A/N : wahahaha.. gara-gara banyak yang protes jadinya terpaksa kulanjutin secepatnya deh.. (sebenernya dengan senang hati tuh..XD), kebetulan lagi liburan jadi banyak waktu luang, tapi mungkin chapter selanjutnya akan terhambat karena aku udah mau masuk sekolah dan pastinya tugas menumpuk, chap ini juga ngebut bikinnya, hehehe... bayangkan 1 chapter dalam 1 jam.. (Hemione : pantesan isinya ancur.. Author : Jiah tau aja nih.. Harry : Iya dong, pacar gw gitu loh.. wkwkwk)
Balasan Untuk Review:
Choco : hahaha.. bagus.. ada tmn yg sama2 suka pair ini... kalo si Ron aku bener2 bingung mau dipasangin ma siapa, jd ma Lavender aja
Nami : Wahahaha.. tuh dah kulanjutin.. :D
Chels : hehehe, kata siapa gak penting, berkat reviewmu ffnya jd kulanjutin dlm 2 hari deh... ^^
Syifa : Yey! akhirnya ada yg suka ma Ron x Lavender.. nih kulanjutin..
Fikri : Jiah.. frontal gimana? aih.. ada yg se-akut aku ternyata..wkwkwkwkwk
Rissa'uchiha : thanks ya.. :)
Intan-chan : thanks... hehe nih hermione-nya, justru ron yg gak nongol disini (Ron : awas lu kalu chap dpn gw gak nongol lagi! Author : Tenang.. nanti gw tonggolin deh)
Nyms : nih dah kuapdated n banyak hermione-nya..wkwkwkwk, sebenernya dak ku-chack kok, tp pas terbit banyak kata-kata yang ilang, kok bisa ya?
.dramione : wah.. ada fans dramione disini, tenang q juga salah 1 fansnya kok.. (jiah, knp malah bkn Hp/Hr), tp dramione rada gak mungin bersatu jadi aku lebih suka Harry/Mione soalnya lbh cocok n cute... XD
Disclaimer : Bukan aku! Hp itu punya si J.K.R kalo fic ini punya aku...
Is It Love : Back To Hogwarts
Hermione Granger
-Normal POV-
Sekarang Hermione adalah seorang wanita dewasa yang sangat cantik. Ia memiliki tubuh yang tinggi dan langsing dan Rambut panjang merah yang sedikit keriting (berombak), tidak diragukan lagi ia adalah idola semua pria. Hermione berkerja sebagai guru sejarah dan asisten guru ramuan sihir di Hogwarts. Ia dikenal sebagai penyihir wanita terkuat di Dunia dan penyihir terkuat ke-2 di dunia (setelah Harry Potter). Ia memiliki otak yang sangat jenius dan pribadi yang menyenangkan. Waupun sedikit diam, akan ada saatnya dimana Hermione akan meulucu dan tertawa. Semua muridnya sangat menyukai pelajarannya yang terkenal menyenangkan dan sama sekali tidak membosankan.

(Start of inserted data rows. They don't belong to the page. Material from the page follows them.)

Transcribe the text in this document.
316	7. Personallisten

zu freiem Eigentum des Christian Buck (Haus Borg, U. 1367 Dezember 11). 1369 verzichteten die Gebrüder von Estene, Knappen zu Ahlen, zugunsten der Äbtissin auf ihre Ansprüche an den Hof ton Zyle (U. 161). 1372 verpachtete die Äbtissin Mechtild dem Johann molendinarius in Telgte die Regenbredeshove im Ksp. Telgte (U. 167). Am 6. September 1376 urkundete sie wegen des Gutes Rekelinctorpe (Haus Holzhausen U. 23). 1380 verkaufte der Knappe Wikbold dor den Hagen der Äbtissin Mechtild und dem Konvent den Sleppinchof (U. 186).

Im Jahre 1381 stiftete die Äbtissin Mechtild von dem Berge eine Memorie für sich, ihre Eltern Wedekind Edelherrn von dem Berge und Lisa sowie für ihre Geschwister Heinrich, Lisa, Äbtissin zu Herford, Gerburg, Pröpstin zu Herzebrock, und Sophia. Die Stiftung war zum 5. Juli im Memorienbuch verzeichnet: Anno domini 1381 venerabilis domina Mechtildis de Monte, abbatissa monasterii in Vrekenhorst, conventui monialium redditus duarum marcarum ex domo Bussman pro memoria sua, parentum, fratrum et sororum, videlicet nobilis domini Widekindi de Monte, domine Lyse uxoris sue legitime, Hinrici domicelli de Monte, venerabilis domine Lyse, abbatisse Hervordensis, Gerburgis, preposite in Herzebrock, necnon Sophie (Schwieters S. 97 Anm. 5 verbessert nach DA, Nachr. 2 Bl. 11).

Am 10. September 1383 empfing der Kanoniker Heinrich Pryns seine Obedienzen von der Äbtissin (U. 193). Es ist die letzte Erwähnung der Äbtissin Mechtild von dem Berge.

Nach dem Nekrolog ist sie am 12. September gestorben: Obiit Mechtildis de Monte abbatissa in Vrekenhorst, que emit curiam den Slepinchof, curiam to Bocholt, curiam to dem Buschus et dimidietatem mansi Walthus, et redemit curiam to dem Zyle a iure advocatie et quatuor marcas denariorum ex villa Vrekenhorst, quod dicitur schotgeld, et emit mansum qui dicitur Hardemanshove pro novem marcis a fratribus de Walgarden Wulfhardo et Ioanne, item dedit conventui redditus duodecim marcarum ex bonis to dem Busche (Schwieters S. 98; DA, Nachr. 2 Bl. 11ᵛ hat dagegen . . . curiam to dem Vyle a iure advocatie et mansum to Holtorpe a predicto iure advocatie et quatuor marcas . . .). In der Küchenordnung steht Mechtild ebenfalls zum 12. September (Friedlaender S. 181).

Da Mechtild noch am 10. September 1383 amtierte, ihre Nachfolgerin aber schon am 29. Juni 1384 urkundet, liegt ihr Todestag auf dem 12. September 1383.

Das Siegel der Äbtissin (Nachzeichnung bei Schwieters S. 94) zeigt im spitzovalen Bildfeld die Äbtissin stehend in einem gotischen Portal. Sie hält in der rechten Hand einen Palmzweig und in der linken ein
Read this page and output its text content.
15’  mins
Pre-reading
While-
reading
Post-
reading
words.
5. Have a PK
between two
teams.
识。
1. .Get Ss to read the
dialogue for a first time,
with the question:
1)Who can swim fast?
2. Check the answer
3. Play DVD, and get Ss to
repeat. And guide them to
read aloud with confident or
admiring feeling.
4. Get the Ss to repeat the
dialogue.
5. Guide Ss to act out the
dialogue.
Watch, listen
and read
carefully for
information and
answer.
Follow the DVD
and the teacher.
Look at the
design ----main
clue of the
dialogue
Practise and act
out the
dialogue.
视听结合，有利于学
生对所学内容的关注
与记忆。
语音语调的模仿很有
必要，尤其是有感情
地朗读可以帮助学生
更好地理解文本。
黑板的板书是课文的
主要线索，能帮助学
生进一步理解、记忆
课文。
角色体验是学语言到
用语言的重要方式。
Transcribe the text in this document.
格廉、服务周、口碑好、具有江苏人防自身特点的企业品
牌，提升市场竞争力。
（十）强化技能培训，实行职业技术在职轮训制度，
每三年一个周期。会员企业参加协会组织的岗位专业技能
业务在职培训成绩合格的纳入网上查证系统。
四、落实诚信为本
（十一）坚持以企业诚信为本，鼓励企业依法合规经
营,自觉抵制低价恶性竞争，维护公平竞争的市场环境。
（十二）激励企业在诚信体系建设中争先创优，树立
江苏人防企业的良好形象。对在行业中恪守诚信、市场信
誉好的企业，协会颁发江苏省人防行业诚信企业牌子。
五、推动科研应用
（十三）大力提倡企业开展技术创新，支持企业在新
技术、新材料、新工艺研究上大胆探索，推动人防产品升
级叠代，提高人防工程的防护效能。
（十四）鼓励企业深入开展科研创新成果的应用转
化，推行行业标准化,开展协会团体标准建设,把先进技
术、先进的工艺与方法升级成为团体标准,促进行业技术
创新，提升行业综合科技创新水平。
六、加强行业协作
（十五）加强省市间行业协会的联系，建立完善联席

Hermione hidup di asrama Hogwarts, ia diberikan sebuah tempat khusus untuk ia dan putranya. Ya, Hermione memliki seorang putra bernama James Granger. Putranya yang berusia 7 tahun memiliki rambut merah sepertinya dan mata hijau yang indah seperti ayahnya. James terkenal jenius untuk anak seumurannya, ia bisa menguasai sihir-shir yang bahkan sulit dikuasai orang dewasa. Ia juga sangat berbakat dibidang Quiditch terutama sebagai seeker. James memiliki sifat yang pendiam. Walaupun masih kecil tapi ia sangat tampan dan cukup tinggi, mengingat ke-2 orang tuanya yang juga tinggi.
Hermione sangat menyayangi putranya dan selalu meluangkan waktunya untuk mengajari ataupun bercerita pada Jjames setiap hari. James sendiri mengerti kalau ibunya sangat sibuk, ia tidak pernah menuntut agar Hermione selalu menemaninya dan itulah yang membuatnya mandiri dan terkenal sangat berani. Hermione selalu mengatakan kalau ayah James sedang pergi ke suatu tempat, ia tidak pernah memberitahukan siapa ayah dari putranya tersebut, James juga mengerti bagaimana ibunya sangat merindukan ayahnya, walaupun sebenarnya ia sangat ingin tahu siapa ayahnya tapi setiap kali ia bertanya ibunya akan terlihat sedih dan mengatakan kalau ia tidak mau membahas hal tersebut.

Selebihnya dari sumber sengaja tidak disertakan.